The musical debuted on Broadway in 1989 under the inspired direction and choreography of Tommy Tune. The show started out with a score by Robert Wright and George Forrest and a book by Luther Davis. However, by the time the show opened, Maury Yeston had been brought in to write additional songs for the troubled piece. The story at times seems too busy, especially during the beginning scenes. Furthermore, with six (or more) plot lines existing and developing concurrently, the story seems somewhat scattered and unfocused. Many of the songs are fine, including Yeston's "I Want To Go To Hollywood" and "Love Can't Happen", and the Wright/Forrest tunes "Maybe My Baby Loves Me" and "Let's Take A Glass Together". However, likely due to the divided creation of the score, it is somewhat uneven as a whole.

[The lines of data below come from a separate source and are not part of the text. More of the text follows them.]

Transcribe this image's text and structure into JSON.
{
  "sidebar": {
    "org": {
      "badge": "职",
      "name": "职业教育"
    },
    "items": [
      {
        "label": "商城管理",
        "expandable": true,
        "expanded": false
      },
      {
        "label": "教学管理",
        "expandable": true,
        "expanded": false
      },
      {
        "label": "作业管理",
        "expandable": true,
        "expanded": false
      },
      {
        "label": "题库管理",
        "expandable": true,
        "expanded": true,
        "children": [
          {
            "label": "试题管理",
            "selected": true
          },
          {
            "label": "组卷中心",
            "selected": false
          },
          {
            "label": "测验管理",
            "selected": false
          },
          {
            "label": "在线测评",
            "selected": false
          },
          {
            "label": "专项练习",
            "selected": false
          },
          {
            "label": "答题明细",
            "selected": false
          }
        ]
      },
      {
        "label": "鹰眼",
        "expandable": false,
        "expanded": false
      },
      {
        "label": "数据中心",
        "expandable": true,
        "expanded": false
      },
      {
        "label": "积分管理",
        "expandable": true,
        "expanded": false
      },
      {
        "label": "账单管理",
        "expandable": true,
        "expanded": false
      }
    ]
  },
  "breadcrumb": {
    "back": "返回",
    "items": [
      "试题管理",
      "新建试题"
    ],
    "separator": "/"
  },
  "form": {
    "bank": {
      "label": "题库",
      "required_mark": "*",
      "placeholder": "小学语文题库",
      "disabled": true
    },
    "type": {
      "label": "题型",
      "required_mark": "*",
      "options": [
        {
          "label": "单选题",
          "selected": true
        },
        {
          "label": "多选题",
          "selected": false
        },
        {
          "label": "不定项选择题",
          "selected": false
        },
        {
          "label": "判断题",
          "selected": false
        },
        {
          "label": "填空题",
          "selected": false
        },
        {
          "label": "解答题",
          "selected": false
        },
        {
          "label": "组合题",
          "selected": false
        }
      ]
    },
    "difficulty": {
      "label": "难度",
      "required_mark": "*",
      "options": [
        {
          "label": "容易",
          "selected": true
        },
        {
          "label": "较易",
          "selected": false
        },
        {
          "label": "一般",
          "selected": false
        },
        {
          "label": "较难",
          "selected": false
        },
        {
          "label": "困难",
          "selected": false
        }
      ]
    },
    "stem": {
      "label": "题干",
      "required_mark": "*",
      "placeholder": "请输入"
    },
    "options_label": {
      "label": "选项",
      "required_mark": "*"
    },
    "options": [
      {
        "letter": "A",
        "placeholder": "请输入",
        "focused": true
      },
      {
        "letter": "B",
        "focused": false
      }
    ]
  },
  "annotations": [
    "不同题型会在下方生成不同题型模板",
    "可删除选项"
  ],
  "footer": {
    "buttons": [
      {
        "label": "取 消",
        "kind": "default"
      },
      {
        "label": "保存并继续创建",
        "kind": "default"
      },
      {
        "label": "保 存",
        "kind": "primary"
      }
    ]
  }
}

On Broadway, Grand Hotel was a flawed musical that was saved by Mr. Tune's imaginative and captivating work. Luckily for CCM, they have brought in Paul Daigneault as Guest Director for this production. Mr. Daigneault was involved with the original Grand Hotel and has become an expert on the show, having staged in on several occasions. He has recreated much of what made the Broadway incarnation of the musical a success. His staging is entertaining and fluid and assists in covering up the flaws in the show as written. Diane Lala serves as choreographer and likewise recreates some of Tune's work with great effectiveness. The costumes by Dean Mogle are attractive and appropriate and the simple, yet useful, set design by Paul Shortt deserves praise also. Roger Grodsky leads a fine orchestra as Musical Director and Conductor.
The other huge asset that Grand Hotel has in its favor is its performers. CCM is one of the top musical theater programs in the nation. Some of the most talented young people enter the program and then receive professional instruction by members of the fine faculty. Therefore, the cast is uniformly wonderful as usual. In lead roles, Tyler Maynard, Erin Ortman, Mary Cuchetti, Angela Gaylor, and Erik Nelson are impressive singers, dancers, and actors. As the Baron, Jason Patrick Sands receives special mention for his fine performance. The entire company does wonderfully with this difficult and complex piece.
A "stay" at Grand Hotel could easily turn out to be less than
satisfactory, but due to the fine service provided by the CCM staff and
students and Guest Director Daigneault, any "guest" is sure to be
entertained and pampered. The musical continues through March 4, 2001.